La Zambie a produit exactement 447 181,93 tonnes de cuivre entre janvier et juin 2026, contre 445 176,59 tonnes un an auparavant, selon les données de son ministère des Mines relayées le 24 août par Shanghai Metals Market. La progression représente seulement 2 005 tonnes supplémentaires en six mois.
Ce résultat contraste avec les investissements engagés dans plusieurs grandes mines. Konkola Copper Mines a augmenté sa production de 21,43 %, portée par la recapitalisation, l’accélération du développement minier et une meilleure disponibilité des équipements. Kansanshi progresse de 2,44 %, soutenue par son extension S3, tandis que Lumwana et Lubambe enregistrent également une amélioration. Ces gains ont toutefois été absorbés en partie par les baisses de NFCA Mining, Chibuluma et Mopani, cette dernière ayant subi notamment un arrêt de maintenance au puits de Mindola.
Les contraintes énergétiques et industrielles restent également visibles. Le ministère zambien cite des difficultés d’approvisionnement en carburant et un manque d’acide sulfurique disponible localement pour certaines opérations. Le secteur doit parallèlement composer avec un réseau électrique qui reste déterminant pour tout scénario d’expansion rapide. Reuters estime que les projets nécessaires à l’objectif minier zambien pourraient exiger environ 2 000 MW de capacités électriques supplémentaires.
La RDC évolue déjà à une autre échelle
Le contraste avec le voisin congolais est frappant. En 2025, la RDC a expédié environ 3,4 millions de tonnes de cuivre, contre une production zambienne de 890 346 tonnes. Les deux indicateurs ne sont pas strictement identiques, puisqu’il s’agit d’exportations pour la RDC et de production minière pour la Zambie, mais ils donnent un ordre de grandeur du différentiel atteint entre les deux industries.

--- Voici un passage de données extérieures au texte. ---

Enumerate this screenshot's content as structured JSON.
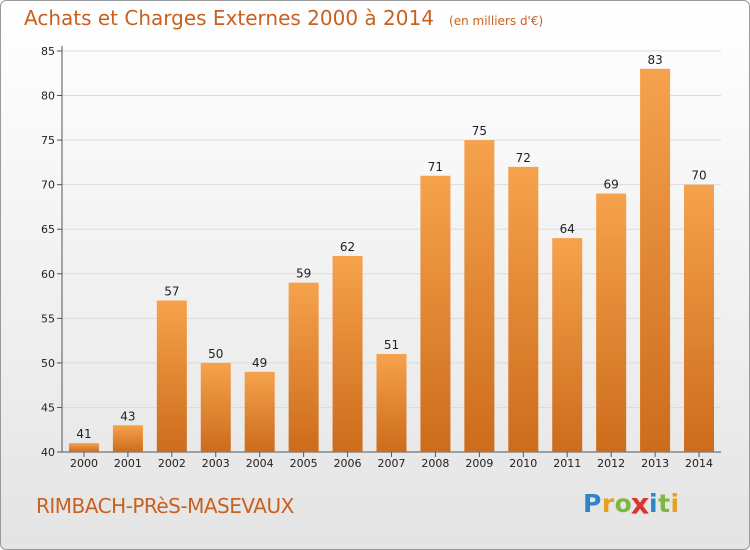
{
  "title": "Achats et Charges Externes 2000 à 2014",
  "unit_note": "(en milliers d'€)",
  "place_name": "RIMBACH-PRèS-MASEVAUX",
  "logo": {
    "text": "Proxiti",
    "letters": [
      {
        "ch": "P",
        "color": "#2e86c8"
      },
      {
        "ch": "r",
        "color": "#e6a11e"
      },
      {
        "ch": "o",
        "color": "#7fb83e"
      },
      {
        "ch": "x",
        "color": "#d9362e"
      },
      {
        "ch": "i",
        "color": "#2e86c8"
      },
      {
        "ch": "t",
        "color": "#7fb83e"
      },
      {
        "ch": "i",
        "color": "#e6a11e"
      }
    ]
  },
  "colors": {
    "bar_top": "#f6a24c",
    "bar_bottom": "#cc6c1c",
    "title": "#c8611f",
    "axis_text": "#222222",
    "grid": "#dcdcdc"
  },
  "chart_data": {
    "type": "bar",
    "categories": [
      "2000",
      "2001",
      "2002",
      "2003",
      "2004",
      "2005",
      "2006",
      "2007",
      "2008",
      "2009",
      "2010",
      "2011",
      "2012",
      "2013",
      "2014"
    ],
    "values": [
      41,
      43,
      57,
      50,
      49,
      59,
      62,
      51,
      71,
      75,
      72,
      64,
      69,
      83,
      70
    ],
    "ylim": [
      40,
      85
    ],
    "yticks": [
      40,
      45,
      50,
      55,
      60,
      65,
      70,
      75,
      80,
      85
    ],
    "grid": true,
    "data_labels": true
  }
}
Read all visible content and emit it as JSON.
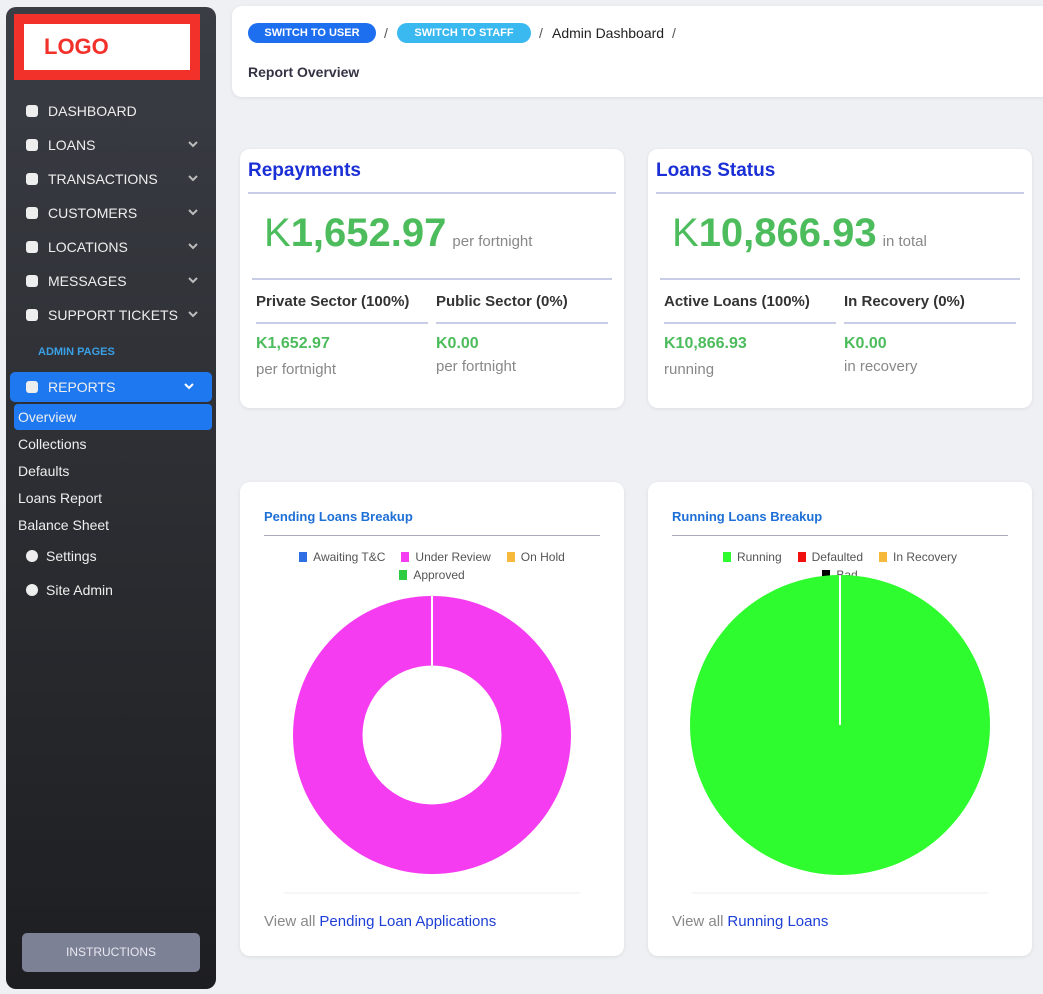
{
  "sidebar": {
    "logo": "LOGO",
    "menu": [
      "DASHBOARD",
      "LOANS",
      "TRANSACTIONS",
      "CUSTOMERS",
      "LOCATIONS",
      "MESSAGES",
      "SUPPORT TICKETS"
    ],
    "section": "ADMIN PAGES",
    "reports": "REPORTS",
    "submenu": [
      "Overview",
      "Collections",
      "Defaults",
      "Loans Report",
      "Balance Sheet"
    ],
    "extra": [
      "Settings",
      "Site Admin"
    ],
    "instructions": "INSTRUCTIONS"
  },
  "header": {
    "buttons": [
      "SWITCH TO USER",
      "SWITCH TO STAFF"
    ],
    "separator": "/",
    "breadcrumb": "Admin Dashboard",
    "page_title": "Report Overview"
  },
  "cards": [
    {
      "title": "Repayments",
      "currency": "K",
      "amount": "1,652.97",
      "unit": "per fortnight",
      "columns": [
        {
          "label": "Private Sector (100%)",
          "amount": "K1,652.97",
          "note": "per fortnight"
        },
        {
          "label": "Public Sector (0%)",
          "amount": "K0.00",
          "note": "per fortnight"
        }
      ]
    },
    {
      "title": "Loans Status",
      "currency": "K",
      "amount": "10,866.93",
      "unit": "in total",
      "columns": [
        {
          "label": "Active Loans (100%)",
          "amount": "K10,866.93",
          "note": "running"
        },
        {
          "label": "In Recovery (0%)",
          "amount": "K0.00",
          "note": "in recovery"
        }
      ]
    }
  ],
  "chart_footers": [
    {
      "text": "View all",
      "link": "Pending Loan Applications"
    },
    {
      "text": "View all",
      "link": "Running Loans"
    }
  ],
  "chart_data": [
    {
      "type": "doughnut",
      "title": "Pending Loans Breakup",
      "categories": [
        "Awaiting T&C",
        "Under Review",
        "On Hold",
        "Approved"
      ],
      "values": [
        0,
        100,
        0,
        0
      ],
      "colors": [
        "#2f6fe4",
        "#f53cf0",
        "#f6b93b",
        "#2ecc40"
      ]
    },
    {
      "type": "pie",
      "title": "Running Loans Breakup",
      "categories": [
        "Running",
        "Defaulted",
        "In Recovery",
        "Bad"
      ],
      "values": [
        100,
        0,
        0,
        0
      ],
      "colors": [
        "#2efc2e",
        "#f01010",
        "#f6b93b",
        "#000000"
      ]
    }
  ]
}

En 2026, l’écart reste visible. La RDC avait déjà exporté 823 887 tonnes de cuivre au seul premier trimestre, selon les données du ministère congolais des Mines citées par Reuters. Ce volume trimestriel est environ 84 % supérieur aux 447 182 tonnes produites par la Zambie pendant tout le premier semestre, selon un calcul de Lepoint.cd. Là encore, la comparaison porte sur deux mesures différentes, mais elle montre la différence d’échelle des flux.
Le défi zambien est désormais mathématique. Si le rythme du premier semestre était simplement reproduit, la production 2026 approcherait 894 000 tonnes, pratiquement le niveau de 2025 et moins du tiers de l’objectif de 3 millions de tonnes fixé pour 2031.
Pour les investisseurs, cette situation crée deux lectures. La RDC dispose aujourd’hui du volume, avec des géants comme TFM, Kisanfu, Kamoa-Kakula et Sicomines. La Zambie mise davantage sur une phase de rattrapage alimentée par de nouveaux capitaux, les extensions de Kansanshi et Lumwana et la relance de Konkola et Mopani.
La compétition entre les deux pays ne se jouera donc plus uniquement sur la richesse géologique. Électricité, accès ferroviaire, fiscalité, rapidité des permis et coût logistique détermineront où seront produites les prochaines centaines de milliers de tonnes du Copperbelt. C’est sur ces paramètres que la Zambie devra accélérer si elle veut commencer à réduire l’écart avec la RDC.